Now, as you may know, the Supreme Court denied the existence of a federal constitutional right to physician-assisted suicide, but the opinion (by Chief Justice Rehnquist) shows deep concern for the interests of the individual who might suffer from untreated depression or who might be vulnerable to “abuse, neglect, and mistakes.” The Court worried that family and medical personnel might subtly pressure someone to choose death to save money, and that, even uncoerced, some people might think it is the decent, honorable choice to spare their families the cost of medical care.

But all of that supports Kaus’s point. It’s one thing to deny the choice to die, quite another to deny the choice to live. The individual may not have a right to get killed, because the state’s interest in protecting people from coercion and abuse is a good one. But Kaus is concerned about a government that wants you dead — perhaps not by actively offing you, but by maintaining full control over the medical treatments you need in order to fend off death.

Julian Sanchez:

In the real world, the decision to do throw the kitchen sink at every ailment is either funded by the government, or by private insurance. A fair amount of the time, it will be made not by the actual patient, but by family members for whom “do whatever it takes” is a low-cost salve for the guilt of never actually visiting grandma at the home. The insurers are substantially constrained in the range of treatments they need to cover, which gives doctors little enough incentive to control costs or limit tests or treatments themselves. (My impression is that this is partly a function of an increase in the increasingly cozy relationships between referring doctors and testing facilities.) These “choices” are not free. They are not a noble reflection of the infinite preciousness of life. These socialized costs—and they’re effectively “socialized” whether it’s the government or private insurers picking up the tab—raise premium costs, make it more expensive to employ people, push some people out of coverage entirely, and otherwise divert scarce resources from things that might actually help somebody.  The notion that this perverse result is somehow required by “medical ethics” is simply grotesque.
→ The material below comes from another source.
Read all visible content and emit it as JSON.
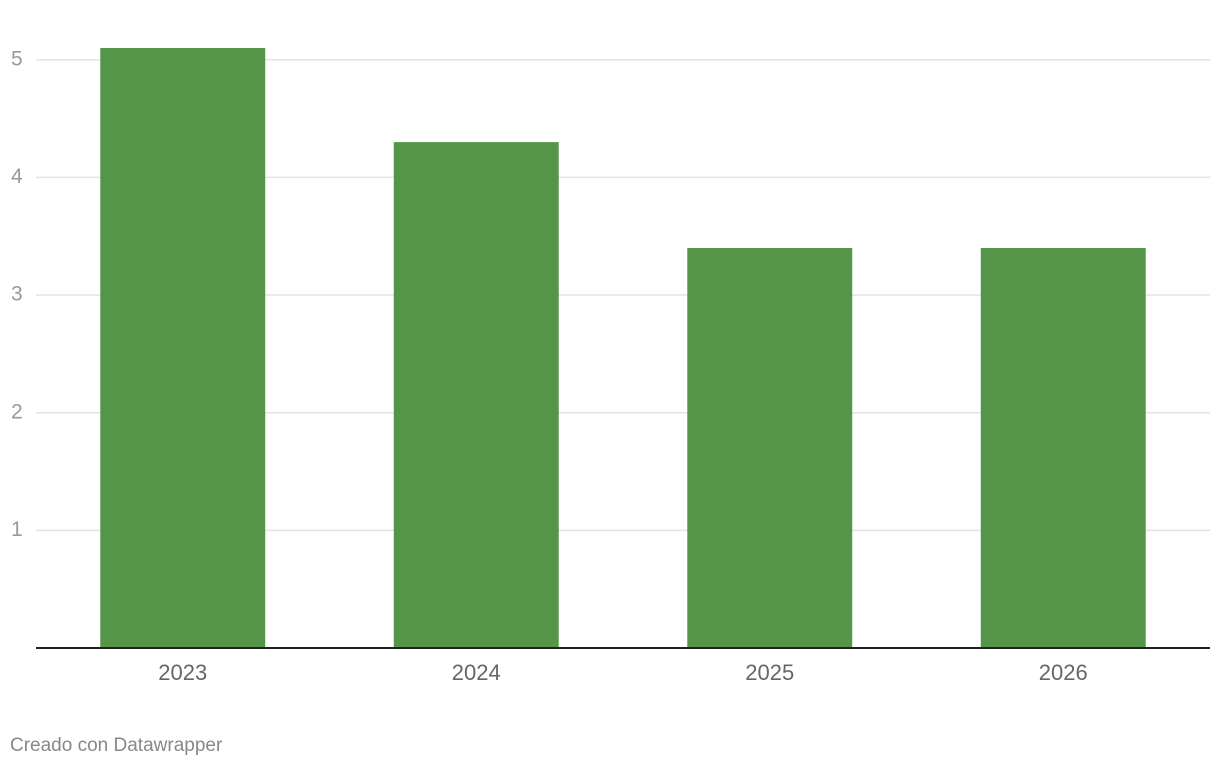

This is pretty clearly unsustainable. The more medical technology advances, the greater the number of expensive longshots, the more hours and minutes we can lease back from oblivion at ever greater cost. Over the long term, we can decide that any probability of any added increment of lifespan for people in medical care trumps evey other possible private and public good, or we can ration. That rationing can be by individuals weighing the costs and benefits relative to their resources, or it can be by governments—whether directly or by regulation of insurers and providers. Between those options, I’ll leave it to the wonks.  But please, if you’re going to claim an unlimited right to make other people subsidize the understandable impulse for denial and wishful thinking, at least let’s not pretend that it’s somehow a matter of protecting “individual choice.”